En 2018, un grupo de estudiantes de Tenerife decidió emprender un proyecto cultural con sello canario para renovar y promover los referentes intelectuales de una nueva generación. Cuatro años más tarde, ese equipo de redactores entregados se ha extendido por todo el territorio español, pero se ha mantenido siempre fiel a la esencia inicial. Como cada septiembre, celebramos el cumpleaños de esta revista con una colección de tres trípticos, aunque este no siempre se presente de la manera que uno se espera.

1. Un tríptico urbano

Antes de que Rosalía nos hiciera bailar al ritmo de Despechá, la última canción del verano, ya nos había deleitado con dos álbumes: Los Ángeles (2017) y El Mal Querer (2018). La artista catalana irrumpió en la escena flamenca con una propuesta marcadamente personal, aunque todavía demasiado fiel a los sonidos tradicionales del género. Aquel primer disco sirvió, eso sí, para situarla como una joven promesa de la música hispana y una de las mejores voces solistas de su generación. Todo ello se confirmaría en El Mal Querer, donde no solo llegó a convertir un romance medieval en el hilo conductor de sus canciones, sino que también fue capaz de recrear un imaginario a un tiempo individual y colectivo. Cuando pensábamos que que la hibridación del flamenco con la música urbana no daba más de sí, en 2022 lanza Motomami, un álbum que rompe los esquemas. Desde una balada sexual hasta ritmos de jazz entremezclados con reguetón y bachata: todo vale en un álbum en el que Rosalía nos demuestra que no es la artista que creíamos que era y que está dispuesta a romper las reglas de lo clásico y lo moderno.

2. Un tríptico cotidiano

En 2017, Sally Rooney sacó su primera novela: Conversations with friends. Desde entonces, ha publicado también Normal People (2018) y Beautiful world, where are you? (2021). Las protagonistas son mujeres que habitan en el caos de la cotidianidad de nuestra era: precariedad laboral, desconcierto ante los nuevos vínculos sexoafectivos y decepción ante un futuro cada vez más incierto. Son amigas, amantes, escritoras, involucradas políticamente, son caóticas. Es difícil no leerlas y decir: también soy yo. Han sido unos años convulsos a escala global: guerras, corrupción, volcanes, catástrofes naturales y, sobre todo, una pandemia mundial que nos confinó durante meses en nuestros ridículos y minúsculos pisos urbanitas. Entre tantas emociones fuertes, necesitábamos (o al menos yo) historias calmadas en las que nada pasa, solo la vida: una vida como la mía, como la nuestra, sin héroes. En esa revoltura existencial que impregna las novelas de Sally Rooney, la amistad es un bálsamo y una orilla tranquila a la que arribar: las protagonistas conversan mucho con sus amigas, piensan a sus amigas, sienten a sus amigas, las acompañan. Y así, para ellas y para mí, entre política, revoluciones, trabajo y afectos: empieza, transcurre y termina la existencia humana.

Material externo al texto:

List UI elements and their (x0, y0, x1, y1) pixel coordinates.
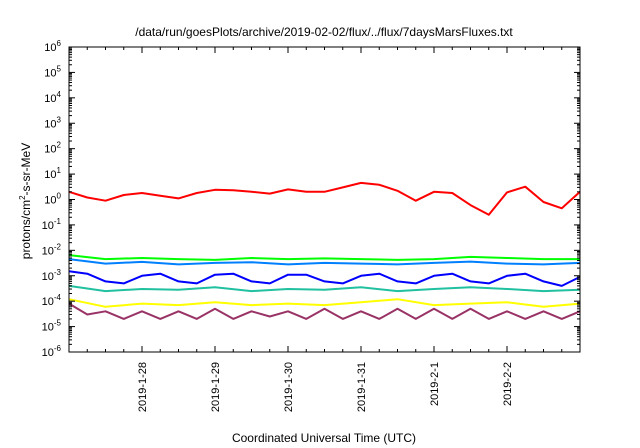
y-axis-title: protons/cm2-s-sr-MeV (18, 143, 33, 259)
y-tick-label: 100 (44, 192, 61, 207)
series-line-6 (68, 298, 581, 308)
x-tick-label: 2019-2-1 (429, 362, 441, 406)
series-line-7 (68, 302, 581, 320)
y-tick-label: 106 (44, 39, 61, 54)
series-line-2 (68, 254, 580, 261)
x-tick-label: 2019-1-30 (283, 362, 295, 412)
y-tick-label: 10-6 (42, 344, 62, 359)
series-line-4 (68, 270, 581, 287)
x-tick-label: 2019-1-31 (356, 362, 368, 412)
series-line-1 (68, 181, 581, 216)
x-tick-label: 2019-2-2 (502, 362, 514, 406)
y-tick-label: 102 (44, 141, 61, 156)
y-tick-label: 101 (44, 166, 61, 181)
plot-frame (68, 46, 581, 353)
x-axis-title: Coordinated Universal Time (UTC) (232, 431, 416, 445)
y-tick-label: 10-5 (42, 319, 62, 334)
chart-title: /data/run/goesPlots/archive/2019-02-02/f… (135, 25, 513, 39)
y-tick-label: 10-4 (42, 293, 62, 308)
y-tick-label: 10-1 (42, 217, 62, 232)
y-tick-label: 10-2 (42, 242, 62, 257)
x-tick-label: 2019-1-29 (210, 362, 222, 412)
y-tick-label: 105 (44, 64, 61, 79)
y-tick-label: 104 (44, 90, 61, 105)
y-tick-label: 10-3 (42, 268, 62, 283)
series-line-5 (68, 284, 581, 293)
y-tick-label: 103 (44, 115, 61, 130)
x-tick-label: 2019-1-28 (137, 362, 149, 412)
series-line-3 (68, 258, 581, 266)
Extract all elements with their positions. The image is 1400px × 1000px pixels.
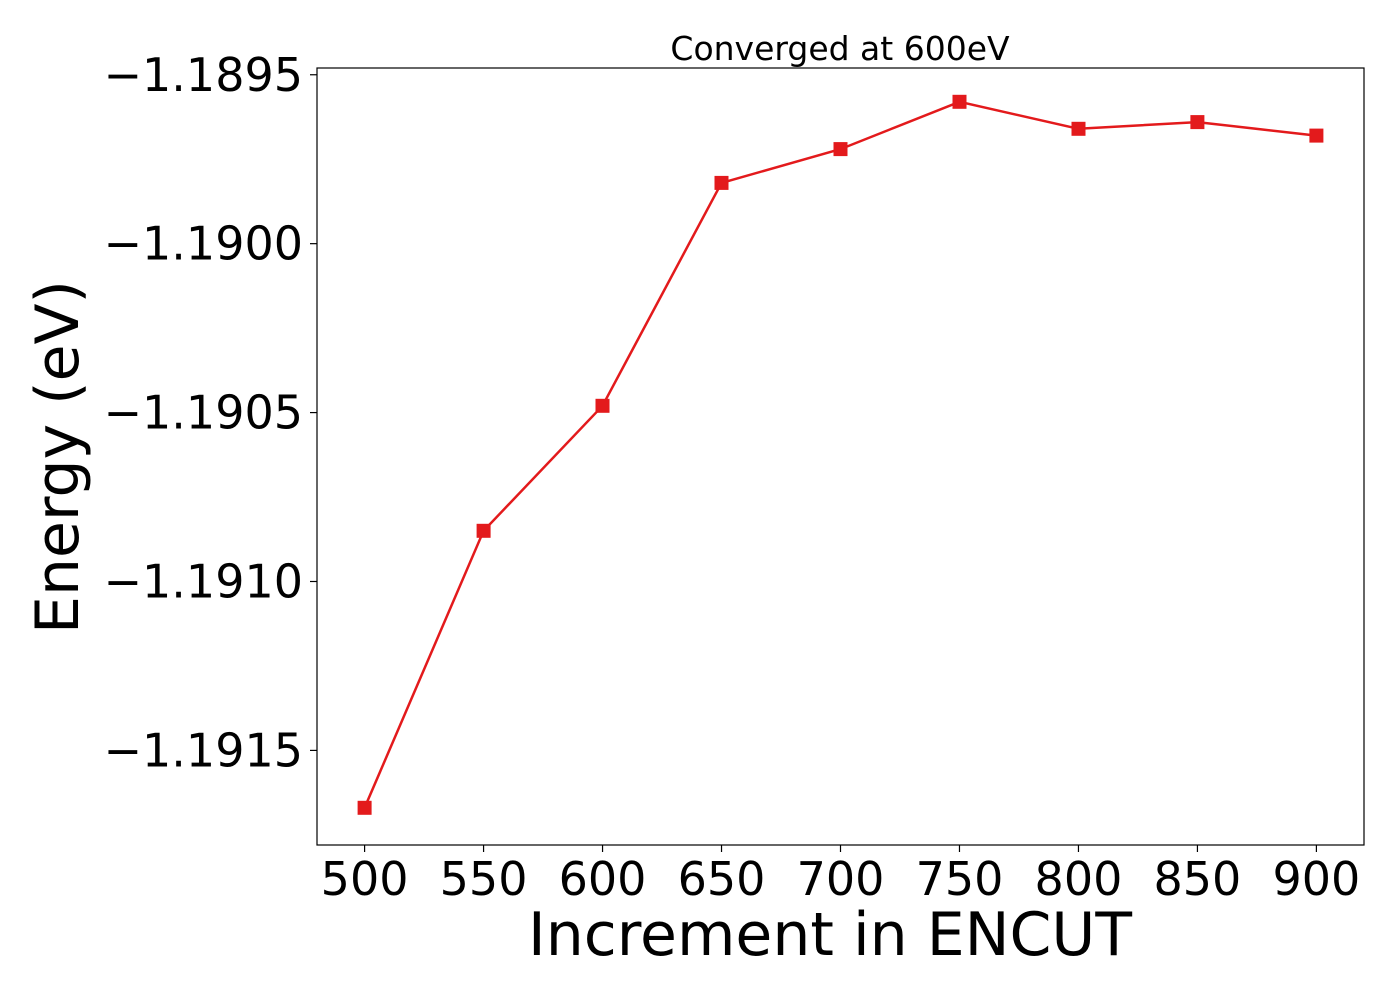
- x-tick-label: 850: [1154, 852, 1242, 906]
- data-point-marker: [833, 142, 848, 157]
- y-axis-label: Energy (eV): [23, 280, 93, 634]
- data-point-marker: [595, 398, 610, 413]
- data-point-marker: [1071, 121, 1086, 136]
- y-tick-label: −1.1910: [104, 554, 304, 608]
- x-tick-label: 700: [797, 852, 885, 906]
- x-tick-label: 650: [678, 852, 766, 906]
- y-tick-label: −1.1900: [104, 217, 304, 271]
- y-tick-label: −1.1895: [104, 48, 304, 102]
- x-tick-label: 500: [321, 852, 409, 906]
- y-tick-label: −1.1915: [104, 723, 304, 777]
- series-layer: [357, 94, 1324, 815]
- x-axis-label: Increment in ENCUT: [528, 900, 1132, 970]
- y-axis: −1.1915 −1.1910 −1.1905 −1.1900 −1.1895: [104, 48, 317, 777]
- x-tick-label: 600: [559, 852, 647, 906]
- data-point-marker: [1190, 115, 1205, 130]
- x-tick-label: 900: [1273, 852, 1361, 906]
- chart-title: Converged at 600eV: [670, 29, 1010, 68]
- data-point-marker: [952, 94, 967, 109]
- y-tick-label: −1.1905: [104, 386, 304, 440]
- data-point-marker: [714, 175, 729, 190]
- axes-frame: [316, 67, 1365, 846]
- x-tick-label: 550: [440, 852, 528, 906]
- x-axis: 500 550 600 650 700 750 800 850 900: [321, 845, 1361, 906]
- series-line: [363, 100, 1317, 809]
- data-point-marker: [476, 523, 491, 538]
- data-point-marker: [1309, 128, 1324, 143]
- x-tick-label: 750: [916, 852, 1004, 906]
- x-tick-label: 800: [1035, 852, 1123, 906]
- data-point-marker: [357, 800, 372, 815]
- plot-area: [316, 67, 1365, 846]
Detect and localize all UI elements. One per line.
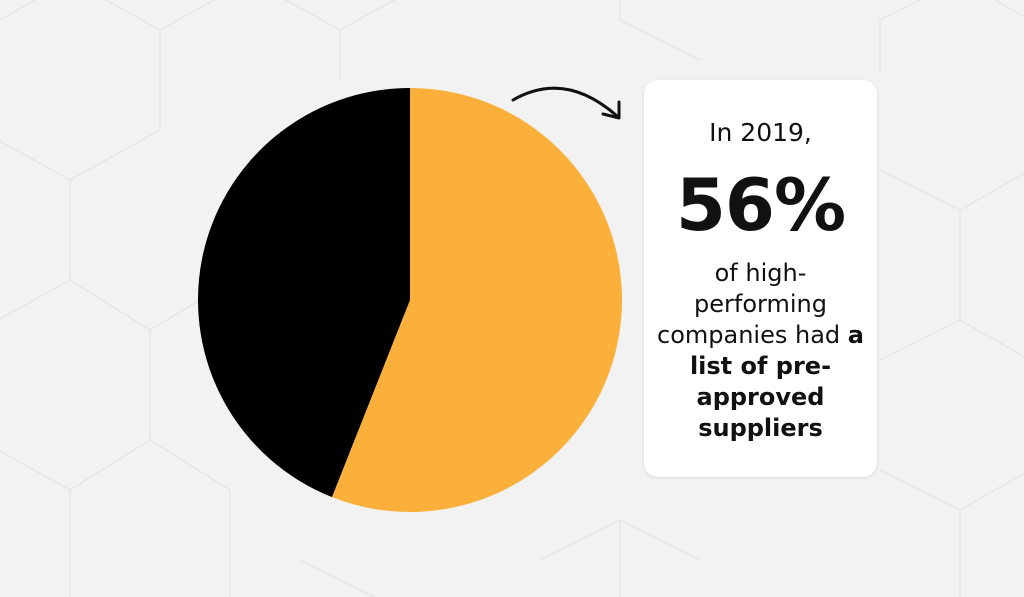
callout-description-text: of high-performing companies had: [657, 259, 841, 349]
callout-description-emphasis: a list of pre-approved suppliers: [689, 321, 864, 442]
pie-slice-0: [331, 88, 623, 512]
pie-chart: [198, 88, 623, 512]
stat-callout-card: In 2019, 56% of high-performing companie…: [644, 80, 877, 477]
pie-slices: [198, 88, 623, 512]
callout-description: of high-performing companies had a list …: [654, 258, 867, 444]
callout-intro: In 2019,: [709, 118, 812, 147]
curved-arrow-icon: [511, 86, 621, 120]
pie-slice-1: [198, 88, 410, 498]
callout-percentage: 56%: [675, 163, 846, 247]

3. Un tríptico metropolitano

Las series con tramas sobre asesinatos son un arma de doble filo: tienen ese punto que es capaz de atraer a cualquiera, pero también juegan con la posibilidad de que no enganchen si no aportan nada nuevo a las tropecientas existentes. Con Solo asesinatos en el edificio (Disney +, 2021), sucede lo primero. A través de episodios cortos, tres vecinos sin relación previa, pero todos amantes de los pódcast sobre crímenes, crean uno al coincidir con otro inquilino de su edificio, en el ascensor, minutos antes de su muerte. Ellos son Charles, un actor que lo «petó» en los ochenta y ahora venido a menos; Oliver, un director artístico de Broadway también en sus horas bajas; y Mabel, una joven artista intentando encontrar su lugar y que guarda más secretos de lo que parece. En el Archonia, el bloque de pisos en el que viven, las relaciones vecinales son iguales (o peores) que las de la vida real. Solo que en él, además, hay asesinatos (y… ¿asesinos?).